План крупного наступления в центре советско-германского фронта начал приобретать реальные очертания уже в конце марта 1943 г., а 12 апреля на стол Гитлеру лёг готовый проект операции «Цитадель»[598], который в этот же день был им утверждён. А через три дня, 15 апреля, он был воплощён в известном оперативном приказе № 6, излагавшем как цели и задачи летней кампании на востоке, так и принципиальный алгоритм действий групп армий «Юг» и «Центр». Суть «Цитадели» состояла в том, чтобы двумя встречными концентрическими ударами из районов Орла и Белгорода в направлении Курска рассечь оборону двух советских фронтов – Воронежского (генерал армии Н.Ф. Ватутин) и Центрального (генерал армии К.К. Рокоссовский) и окружить их войска.
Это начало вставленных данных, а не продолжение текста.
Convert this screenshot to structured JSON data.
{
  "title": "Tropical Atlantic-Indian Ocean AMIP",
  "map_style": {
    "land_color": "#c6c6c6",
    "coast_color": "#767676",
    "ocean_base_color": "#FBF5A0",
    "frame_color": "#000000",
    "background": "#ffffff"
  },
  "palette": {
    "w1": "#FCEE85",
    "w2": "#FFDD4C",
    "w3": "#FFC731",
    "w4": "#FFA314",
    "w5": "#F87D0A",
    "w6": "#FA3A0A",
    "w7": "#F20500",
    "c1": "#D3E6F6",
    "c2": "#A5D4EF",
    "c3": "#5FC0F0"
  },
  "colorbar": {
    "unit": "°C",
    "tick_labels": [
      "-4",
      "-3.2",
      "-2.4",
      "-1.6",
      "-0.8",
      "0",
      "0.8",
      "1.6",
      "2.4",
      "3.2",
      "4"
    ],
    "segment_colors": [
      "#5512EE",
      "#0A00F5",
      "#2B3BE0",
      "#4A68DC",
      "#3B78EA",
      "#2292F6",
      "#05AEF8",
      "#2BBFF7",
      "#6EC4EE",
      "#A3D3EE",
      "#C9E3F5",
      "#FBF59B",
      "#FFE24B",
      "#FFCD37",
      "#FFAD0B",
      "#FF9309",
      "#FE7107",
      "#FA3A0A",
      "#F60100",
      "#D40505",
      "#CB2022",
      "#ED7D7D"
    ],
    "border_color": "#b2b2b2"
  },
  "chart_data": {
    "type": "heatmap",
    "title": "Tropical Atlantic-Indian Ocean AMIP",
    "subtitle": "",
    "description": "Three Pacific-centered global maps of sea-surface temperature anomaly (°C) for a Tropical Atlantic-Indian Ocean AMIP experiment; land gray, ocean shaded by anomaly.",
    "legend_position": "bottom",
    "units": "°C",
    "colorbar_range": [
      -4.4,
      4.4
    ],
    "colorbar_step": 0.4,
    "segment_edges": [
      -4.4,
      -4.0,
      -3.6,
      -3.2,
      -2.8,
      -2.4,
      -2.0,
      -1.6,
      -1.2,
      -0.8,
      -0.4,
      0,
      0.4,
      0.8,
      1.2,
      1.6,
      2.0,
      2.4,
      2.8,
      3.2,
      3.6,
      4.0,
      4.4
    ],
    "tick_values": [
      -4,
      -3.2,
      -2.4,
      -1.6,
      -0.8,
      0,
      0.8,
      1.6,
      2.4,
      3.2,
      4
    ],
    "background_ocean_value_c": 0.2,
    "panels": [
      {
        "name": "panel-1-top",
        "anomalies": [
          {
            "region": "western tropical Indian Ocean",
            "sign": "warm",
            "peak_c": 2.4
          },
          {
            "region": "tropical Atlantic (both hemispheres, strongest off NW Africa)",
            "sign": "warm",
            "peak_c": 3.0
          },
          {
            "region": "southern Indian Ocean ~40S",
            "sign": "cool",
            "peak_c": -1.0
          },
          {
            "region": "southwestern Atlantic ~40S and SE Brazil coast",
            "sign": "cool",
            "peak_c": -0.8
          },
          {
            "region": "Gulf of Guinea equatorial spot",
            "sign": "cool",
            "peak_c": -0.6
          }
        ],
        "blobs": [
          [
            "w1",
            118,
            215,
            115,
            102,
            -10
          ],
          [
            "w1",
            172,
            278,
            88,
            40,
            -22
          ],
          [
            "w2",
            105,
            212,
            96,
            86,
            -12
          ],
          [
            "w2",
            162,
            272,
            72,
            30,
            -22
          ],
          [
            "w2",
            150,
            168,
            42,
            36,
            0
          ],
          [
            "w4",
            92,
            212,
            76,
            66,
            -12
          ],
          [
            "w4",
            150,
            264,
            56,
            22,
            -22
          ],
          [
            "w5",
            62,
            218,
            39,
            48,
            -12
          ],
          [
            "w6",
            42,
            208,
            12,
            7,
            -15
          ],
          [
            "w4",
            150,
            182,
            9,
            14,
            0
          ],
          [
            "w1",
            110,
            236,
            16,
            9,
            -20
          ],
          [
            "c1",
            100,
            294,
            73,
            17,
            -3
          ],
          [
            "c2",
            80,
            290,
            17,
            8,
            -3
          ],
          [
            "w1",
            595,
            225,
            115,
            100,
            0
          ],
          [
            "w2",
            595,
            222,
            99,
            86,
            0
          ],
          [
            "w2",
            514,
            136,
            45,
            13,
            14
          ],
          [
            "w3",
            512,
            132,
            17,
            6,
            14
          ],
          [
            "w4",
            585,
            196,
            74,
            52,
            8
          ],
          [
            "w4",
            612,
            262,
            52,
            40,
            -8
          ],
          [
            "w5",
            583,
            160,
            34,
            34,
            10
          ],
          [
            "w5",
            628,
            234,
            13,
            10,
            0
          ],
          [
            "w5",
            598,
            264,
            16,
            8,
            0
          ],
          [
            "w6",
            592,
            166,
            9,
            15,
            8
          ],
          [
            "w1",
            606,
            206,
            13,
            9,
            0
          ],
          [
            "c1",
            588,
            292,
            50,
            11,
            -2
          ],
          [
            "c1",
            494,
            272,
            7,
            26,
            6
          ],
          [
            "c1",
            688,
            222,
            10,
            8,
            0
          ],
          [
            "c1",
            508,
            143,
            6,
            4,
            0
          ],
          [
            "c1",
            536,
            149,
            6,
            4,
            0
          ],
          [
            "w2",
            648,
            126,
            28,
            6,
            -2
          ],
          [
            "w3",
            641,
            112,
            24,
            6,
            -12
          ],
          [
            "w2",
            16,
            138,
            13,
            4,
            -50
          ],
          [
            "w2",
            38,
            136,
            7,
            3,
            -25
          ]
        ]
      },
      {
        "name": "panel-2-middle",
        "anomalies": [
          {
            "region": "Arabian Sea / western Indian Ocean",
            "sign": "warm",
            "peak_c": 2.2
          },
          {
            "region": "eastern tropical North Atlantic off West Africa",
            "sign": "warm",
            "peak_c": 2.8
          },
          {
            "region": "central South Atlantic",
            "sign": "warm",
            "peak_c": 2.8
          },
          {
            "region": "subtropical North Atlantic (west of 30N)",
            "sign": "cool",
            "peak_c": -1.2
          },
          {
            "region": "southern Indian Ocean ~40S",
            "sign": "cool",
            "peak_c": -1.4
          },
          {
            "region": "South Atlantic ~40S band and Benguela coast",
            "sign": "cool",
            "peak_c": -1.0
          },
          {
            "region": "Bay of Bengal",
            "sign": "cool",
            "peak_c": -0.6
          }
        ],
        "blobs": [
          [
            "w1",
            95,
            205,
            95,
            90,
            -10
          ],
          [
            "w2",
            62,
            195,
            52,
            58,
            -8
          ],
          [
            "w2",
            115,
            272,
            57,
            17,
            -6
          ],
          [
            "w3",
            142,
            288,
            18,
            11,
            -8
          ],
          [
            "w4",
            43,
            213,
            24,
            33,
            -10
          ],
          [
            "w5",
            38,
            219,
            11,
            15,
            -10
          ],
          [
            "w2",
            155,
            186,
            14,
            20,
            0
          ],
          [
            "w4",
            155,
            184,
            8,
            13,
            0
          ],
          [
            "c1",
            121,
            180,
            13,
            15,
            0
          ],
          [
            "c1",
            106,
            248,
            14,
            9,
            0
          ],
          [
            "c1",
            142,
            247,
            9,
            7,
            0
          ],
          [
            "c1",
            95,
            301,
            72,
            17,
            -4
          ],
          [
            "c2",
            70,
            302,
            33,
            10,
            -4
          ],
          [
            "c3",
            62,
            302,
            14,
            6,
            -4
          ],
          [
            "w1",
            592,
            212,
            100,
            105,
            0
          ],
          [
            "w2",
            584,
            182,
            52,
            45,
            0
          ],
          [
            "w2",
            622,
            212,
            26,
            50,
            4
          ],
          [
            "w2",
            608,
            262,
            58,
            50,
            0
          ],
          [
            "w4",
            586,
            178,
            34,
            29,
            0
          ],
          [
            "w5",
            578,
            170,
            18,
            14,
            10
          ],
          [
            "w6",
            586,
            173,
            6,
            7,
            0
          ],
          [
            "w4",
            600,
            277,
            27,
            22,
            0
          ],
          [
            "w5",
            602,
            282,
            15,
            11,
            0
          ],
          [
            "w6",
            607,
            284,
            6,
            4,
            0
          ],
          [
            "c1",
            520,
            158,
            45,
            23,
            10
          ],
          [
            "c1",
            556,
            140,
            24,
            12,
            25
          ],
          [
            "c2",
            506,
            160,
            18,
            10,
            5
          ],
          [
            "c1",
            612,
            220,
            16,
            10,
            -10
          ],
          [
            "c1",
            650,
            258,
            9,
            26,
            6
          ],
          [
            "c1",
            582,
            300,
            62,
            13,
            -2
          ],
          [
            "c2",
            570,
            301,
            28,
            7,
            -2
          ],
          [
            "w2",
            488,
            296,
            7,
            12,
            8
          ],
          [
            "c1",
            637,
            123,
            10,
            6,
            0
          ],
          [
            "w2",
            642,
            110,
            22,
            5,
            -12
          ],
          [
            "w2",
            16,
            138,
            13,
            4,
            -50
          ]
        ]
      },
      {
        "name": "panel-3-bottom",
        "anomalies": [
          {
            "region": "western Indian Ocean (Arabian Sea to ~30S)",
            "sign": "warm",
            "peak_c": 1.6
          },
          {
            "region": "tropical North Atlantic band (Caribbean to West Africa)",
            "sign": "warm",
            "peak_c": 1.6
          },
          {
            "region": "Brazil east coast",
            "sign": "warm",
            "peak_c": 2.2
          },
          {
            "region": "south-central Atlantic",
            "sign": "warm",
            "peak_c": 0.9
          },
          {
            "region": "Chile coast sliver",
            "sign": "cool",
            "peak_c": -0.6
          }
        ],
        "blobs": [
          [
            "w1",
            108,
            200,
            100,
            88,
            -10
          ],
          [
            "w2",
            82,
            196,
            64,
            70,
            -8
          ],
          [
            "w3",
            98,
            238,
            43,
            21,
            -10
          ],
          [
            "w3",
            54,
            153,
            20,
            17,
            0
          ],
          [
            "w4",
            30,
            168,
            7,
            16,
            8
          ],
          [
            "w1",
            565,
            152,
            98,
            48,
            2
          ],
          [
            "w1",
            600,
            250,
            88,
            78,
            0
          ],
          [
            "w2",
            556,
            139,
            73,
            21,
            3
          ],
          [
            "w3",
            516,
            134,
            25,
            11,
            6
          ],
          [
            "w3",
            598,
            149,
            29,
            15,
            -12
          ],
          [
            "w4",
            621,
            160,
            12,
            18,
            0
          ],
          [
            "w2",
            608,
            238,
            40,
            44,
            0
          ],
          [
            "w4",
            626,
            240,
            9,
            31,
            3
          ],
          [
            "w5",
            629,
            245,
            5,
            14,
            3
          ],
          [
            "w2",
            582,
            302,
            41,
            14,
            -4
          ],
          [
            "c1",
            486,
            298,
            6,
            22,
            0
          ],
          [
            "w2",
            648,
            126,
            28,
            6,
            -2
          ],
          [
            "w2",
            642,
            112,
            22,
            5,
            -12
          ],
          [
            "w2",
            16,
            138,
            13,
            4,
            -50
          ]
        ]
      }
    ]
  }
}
Хотя уже тогда значительная часть генералитета вермахта, причастная к его разработке, отрицательно относилась к этой затее, справедливо считая, что у Германии нет сил для её реализации.

ГА «Юг» должна была стать основной, перед ней ставились более сложные задачи. До предполагаемого рубежа встречи соединениям ГА «Центр» предстояло пройти примерно 75 км, а войскам Манштейна почти в два раза больше – 125. Поэтому непосредственно для прорыва обороны Воронежского фронта, удерживавшего южную часть Курской дуги, планировались большие силы. Для этого ГА «Юг» выделяла 4-ю ТА генерал-полковника Г. Гота и армейскую группу «Кемпф» генерала танковых войск В. Кемпфа, которые располагали в общей сложности 11 пехотными, 9 танковыми и моторизованными дивизиями.